Key points of Britain's plan for post-Brexit ties with EU

Key points of Britain's plan for post-Brexit ties with EU

LONDON: Britain set out in detail Thursday (Jul 12) its proposals for the future economic and security relationship with the EU after Brexit.

The plan was agreed by Prime Minister Theresa May's cabinet last week - only for two top ministers to quit in protest at its provisions to adopt EU rules on trade in goods.

The plan foresees an overall "association agreement" with the EU encompassing different deals on different areas.

Here are the key points:


Britain and the EU would maintain a "common rulebook" for goods to ensure smooth trade including in agricultural, food and fisheries products.

In eliminating tariffs, quotas and rules of origin requirements, it would protect supply chains that criss-cross the EU and just-in-time processes vital to, for example, the automotive industry.

It would also avoid border checks between British Northern Ireland and EU member Ireland.

Britain and the EU would agree any new rules through joint technical committees, and parliament would reserve the right to reject them, while accepting consequences for market access.

Britain believes it can have this free trade area as well as an independent trade policy, where it sets its own tariffs on products from outside the EU.

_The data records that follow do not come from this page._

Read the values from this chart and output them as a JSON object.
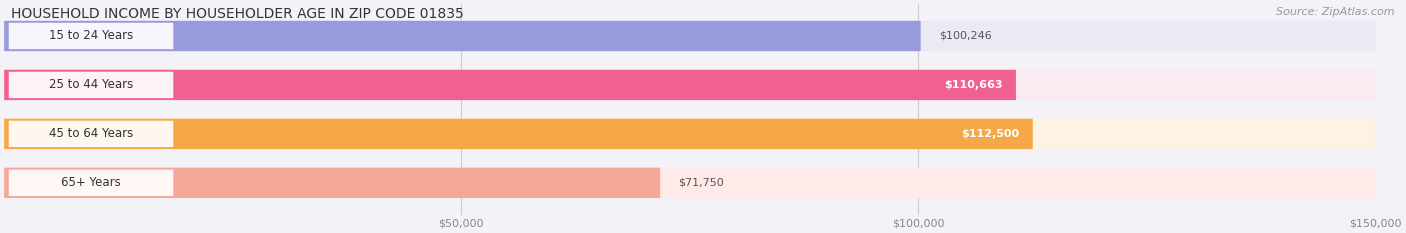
{
  "title": "HOUSEHOLD INCOME BY HOUSEHOLDER AGE IN ZIP CODE 01835",
  "source": "Source: ZipAtlas.com",
  "categories": [
    "15 to 24 Years",
    "25 to 44 Years",
    "45 to 64 Years",
    "65+ Years"
  ],
  "values": [
    100246,
    110663,
    112500,
    71750
  ],
  "bar_colors": [
    "#9999DD",
    "#F06090",
    "#F5A845",
    "#F5A898"
  ],
  "bar_bg_colors": [
    "#EAEAF5",
    "#FCEAF2",
    "#FEF2E4",
    "#FEEAE8"
  ],
  "label_inside": [
    false,
    true,
    true,
    false
  ],
  "label_texts": [
    "$100,246",
    "$110,663",
    "$112,500",
    "$71,750"
  ],
  "xlim_max": 150000,
  "xticks": [
    50000,
    100000,
    150000
  ],
  "xtick_labels": [
    "$50,000",
    "$100,000",
    "$150,000"
  ],
  "background_color": "#F2F2F7",
  "title_fontsize": 10,
  "source_fontsize": 8
}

It would use technology to apply British tariffs to goods intended for Britain, and the EU's tariffs on those intended for the bloc.

This would be phased in but officials insist it can be operational before the end of a post-Brexit transition period planned to last until December 2020.

Britain would leave the EU's Common Agricultural Policy and Common Fisheries Policy.


Around £1.4 trillion (US$1.85 billion) of assets are managed in Britain for European clients, the government's "white paper" notes, and the City hosts most of the EU's trading for banks and insurance companies.

The paper concedes that City firms will lose their "passporting" rights to operate freely across the EU, once Britain exits the single market.

But it also says that because of the deep cross-Channel links, "equivalence" is not good enough either.

That refers to special bilateral arrangements already used by financial firms from Wall Street, Japan and China, whereby they agree to meet EU rules to keep access to the common market.

Therefore, it calls for a hybrid arrangement that would adopt equivalence but also recognise "extensive supervisory cooperation and regulatory dialogue" between Britain's financial watchdogs and their EU counterparts.

Catherine McGuinness, policy chairman of the City of London Corporation, called it a "real blow" for the City.


The EU and Britain would establish a political governing body and an official-level technical committee to oversee the deal.

Direct jurisdiction of the European Court of Justice would end, with all disagreements enforced in Britain by British courts, although they would pay "due regard" to EU case law.

Both sides would need to agree a means of resolving disputes, including through binding independent arbitration.


Britain would end free movement of people from the EU, and parliament would decide on any future immigration plans, but would seek reciprocal "mobility arrangements" with the bloc.

It wants to support businesses to move staff between the two territories, allow mobility for students and young people, and allow citizens to travel without visas for tourism and temporary business activity.

Any deal should also include arrangements ensuring that Britons retiring to EU countries have access to their pensions and healthcare.


Britain would legally commit to a common rulebook on state aid rules, and establish "cooperative arrangements" on competition.

Both sides would agree to maintain high regulatory standards in areas such as environment and employment.


Britain wants a new treaty allowing it to continue using EU internal security measures such as the European Arrest Warrant and to participate in agencies such as Europol.